Thé à la menthe et corne de gazelle 5 commentaires


charlie hebdo, thé à la mentheJ’avais 7 ou 8 ans, et je passais la nuit chez ma copine, Ludmiya.

Alors que la pièce était encore dans la pénombre et que les oiseaux commençaient timidement à chanter le lever du soleil, la mère de Ludmiya entra doucement dans la chambre. Elle déposa, sur le lit de son fils, un plateau. Sur ce plateau, il y avait un thé. Un thé fumant au parfum délicieux de sucre et de menthe. Tandis que j’humais ces senteurs qui embaumaient nos visages encore rêveurs, la mère de Ludmiya s’assit sur le lit du grand frère, lui tendant une petite lune blanche et lisse comme comme de la neige. Elle lui caressait les cheveux, chuchotant à son oreille les mots tendres d’une mère. Il croqua dans la lune, une poussière d’étoiles immaculée saupoudra son lit. Il bu l’élixir chaud et odorant. Sa mère l’embrassa, partit en refermant soigneusement la porte de cette chambre de lune, de neige et de vapeurs de menthe.

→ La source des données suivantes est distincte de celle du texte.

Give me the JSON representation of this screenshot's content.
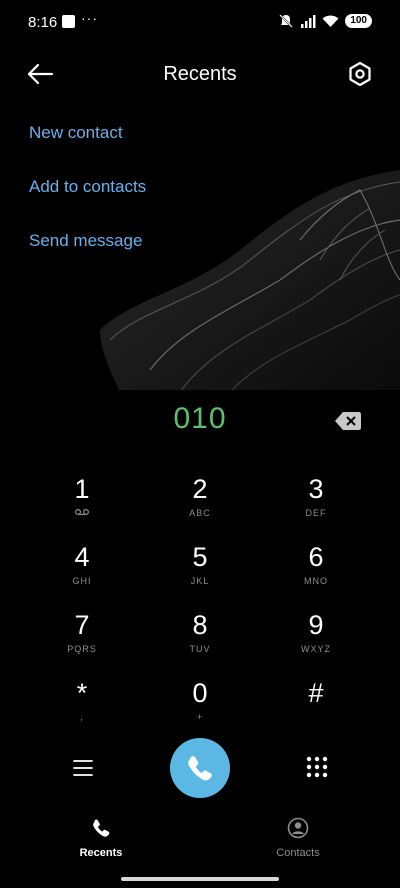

Je n’ai posé aucune question. J’avais compris que ce thé aux saveurs mentholées accompagné de sa lune blanche entraient dans un culte sacré. Il y avait, dans ce savoir que la mère apportait à son fils, du recueillement, de la délicatesse, et toute la magie d’un rituel qu’ils partageaient dans l’amour et le respect.

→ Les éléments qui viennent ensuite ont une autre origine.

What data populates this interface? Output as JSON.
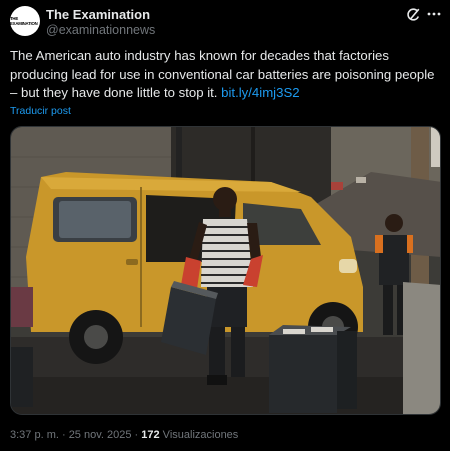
{
  "account": {
    "avatar_text": "THE EXAMINATION",
    "name": "The Examination",
    "handle": "@examinationnews"
  },
  "header_icons": [
    "grok-icon",
    "more-icon"
  ],
  "tweet": {
    "text": "The American auto industry has known for decades that factories producing lead for use in conventional car batteries are poisoning people – but they have done little to stop it.",
    "link": "bit.ly/4imj3S2",
    "translate_label": "Traducir post"
  },
  "footer": {
    "timestamp": "3:37 p. m. · 25 nov. 2025 · ",
    "views_count": "172",
    "views_label": " Visualizaciones"
  },
  "colors": {
    "background": "#000000",
    "text": "#e7e9ea",
    "muted": "#71767b",
    "link": "#1d9bf0"
  }
}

Le lendemain de cette nuit étrange, je me suis arrêtée, les yeux emplis d’étoiles, face à une petite pièce montée de Lunes enneigées. les mêmes dans lesquelles il avait croquées cette nuit là. Et toujours ce parfum de sucre et de menthe. J’ai dû rester un bon moment dans la Lune puisque la mère de Ludmiya m’a dit « Ce sont des cornes de gazelle, tu connais? Tu veux goûter? » J’ai timidement accepté, même s’il me brûlait intérieurement de croquer dans ces astres blancs.

Ludmiya demanda à sa mère « Pourquoi on a pas pu en manger hier soir comme N.? » Sa mère répondit , sans plus de précisions « Vous êtes encore trop jeunes ». Je bus mon délicieux thé à la menthe, laissant à mon tour quelques poussières d’étoiles illuminer mes doigts et mes lèvres. J’avais 7 ou 8 ans.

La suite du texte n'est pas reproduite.